Getting to the Park and back to the city takes time… we don’t recommend you try to pack your morning with more sites: once you are done with Park Guell, hop on a taxi or the V19 bus to the Hospital of St. Pau, a gorgeous modernist hospital built by a teacher and competitor of Gaudi: Domènech i Muntaner.
There’s a lovely tapas bar at the entrance, and the area is full of little bakeries to have a quick lunch as well. Or if you aren’t planning to go inside the Hospital, walking down Avinguda Gaudi you’ll get to the magnificent Sagrada Familia church, where there are more lunch options (although none super exciting unless you are a fast-food fan).
DAY TWO – Afternoon and Evening
You guessed it right: the afternoon will be all for the Sagrada Familia Basilica (remember you should have purchased tickets online in advance because they sell out). The lights inside the Church are beautiful at that time of the day, and you can easily spend two hours in this wonderful place (and if you purchased tickets with towers included, even longer).

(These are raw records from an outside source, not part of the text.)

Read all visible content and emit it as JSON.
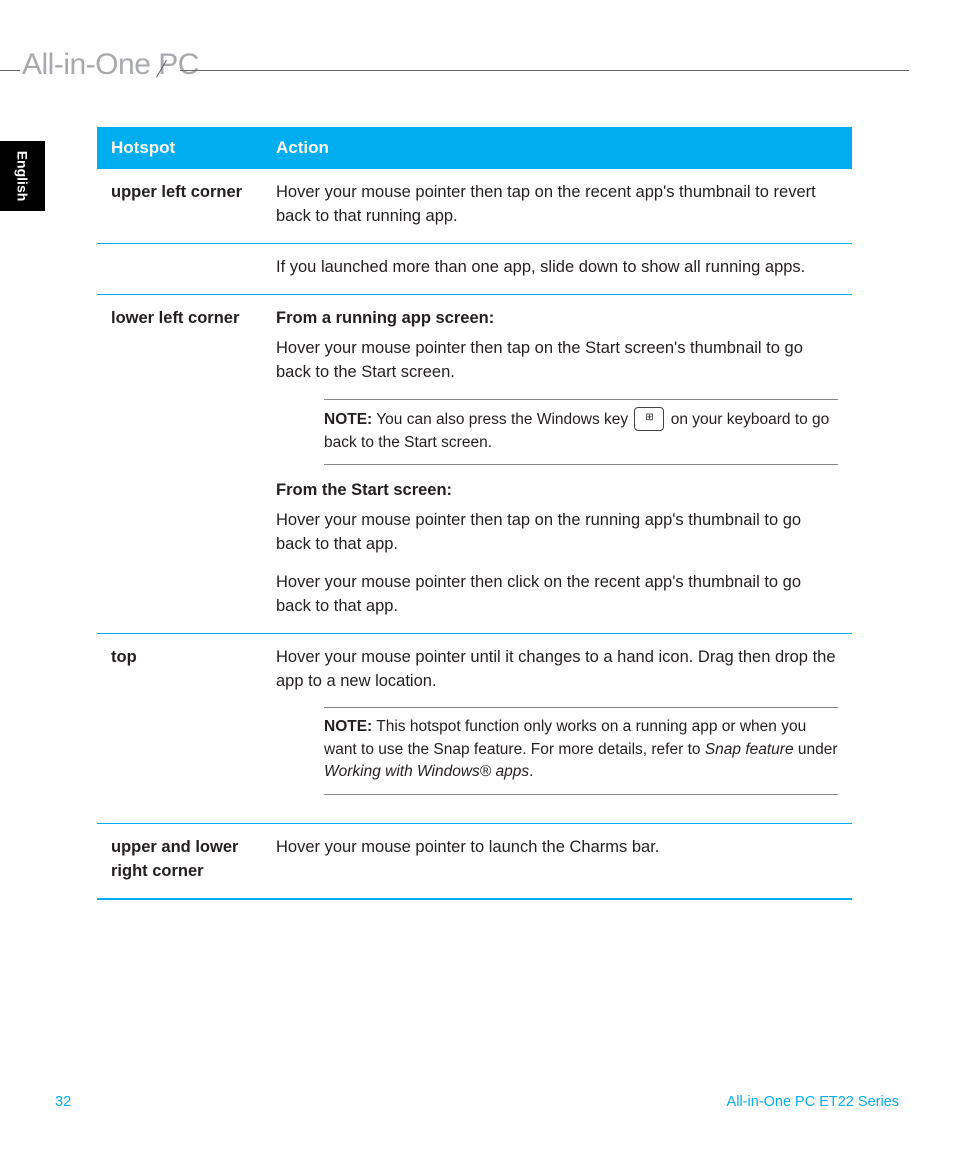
{
  "header": {
    "title": "All-in-One PC"
  },
  "sidebar": {
    "lang": "English"
  },
  "table": {
    "head": {
      "c1": "Hotspot",
      "c2": "Action"
    },
    "rows": [
      {
        "hotspot": "upper left corner",
        "action": "Hover your mouse pointer then tap on the recent app's thumbnail to revert back to that running app."
      },
      {
        "hotspot": "",
        "action": "If you launched more than one app, slide down to show all running apps."
      },
      {
        "hotspot": "lower left corner",
        "sub1": "From a running app screen:",
        "p1": "Hover your mouse pointer then tap on the Start screen's thumbnail to go back to the Start screen.",
        "note1_label": "NOTE:",
        "note1_a": "You can also press the Windows key",
        "note1_b": "on your keyboard to go back to the Start screen.",
        "sub2": "From the Start screen:",
        "p2": "Hover your mouse pointer then tap on the running app's thumbnail to go back to that app.",
        "p3": "Hover your mouse pointer then click on the recent app's thumbnail to go back to that app."
      },
      {
        "hotspot": "top",
        "p1": "Hover your mouse pointer until it changes to a hand icon. Drag then drop the app to a new location.",
        "note1_label": "NOTE:",
        "note1_a": "This hotspot function only works on a running app or when you want to use the Snap feature. For more details, refer to ",
        "note1_ref1": "Snap feature",
        "note1_b": " under ",
        "note1_ref2": "Working with Windows® apps",
        "note1_c": "."
      },
      {
        "hotspot": "upper and lower right corner",
        "action": "Hover your mouse pointer to launch the Charms bar."
      }
    ]
  },
  "footer": {
    "page": "32",
    "series": "All-in-One PC ET22 Series"
  },
  "icons": {
    "windows_key": "⊞"
  }
}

When you are done, take a taxi or the subway (Blue L5 line to Diagonal or Pink L2 to Passeig de Gràcia) to get to the city main street: Passeig de Gràcia. Walk around Passeig de Gràcia seeing Casa Mila and Casa Batllo with the Block of Disagreement from outside, or go inside one of them (only one of them even if you’d like to go inside both: you’ll soon see why). It’s a great area for shopping, too. Or head to Rambla Catalunya just one block away for lovely bakeries and cafés (my personal favorites are the one at the bottom of the Cacao Sampaka chocolate store, and the Maure cake shop).
After visiting the hospital and having some lunch, walk down Avinguda Gaudi, that will take you After lunch walk around Passeig de Gràcia seeing Casa Mila and Casa Batllo with the Block of Disagreement from outside. It’s a great area for shopping, too. If you are planning to go inside both Casas, then do Casa Batllo now (having bought tickets online in advance will save you time). When you start to get hungry, there’s plenty of great options for dinner in Passeig de Gracia.
And there’s more exciting things for you in the evening! Did you know that Casa Mila (Pedrera) opens at night offering a light show at the rooftop? Get your tickets in advance here, because they sometimes sell out.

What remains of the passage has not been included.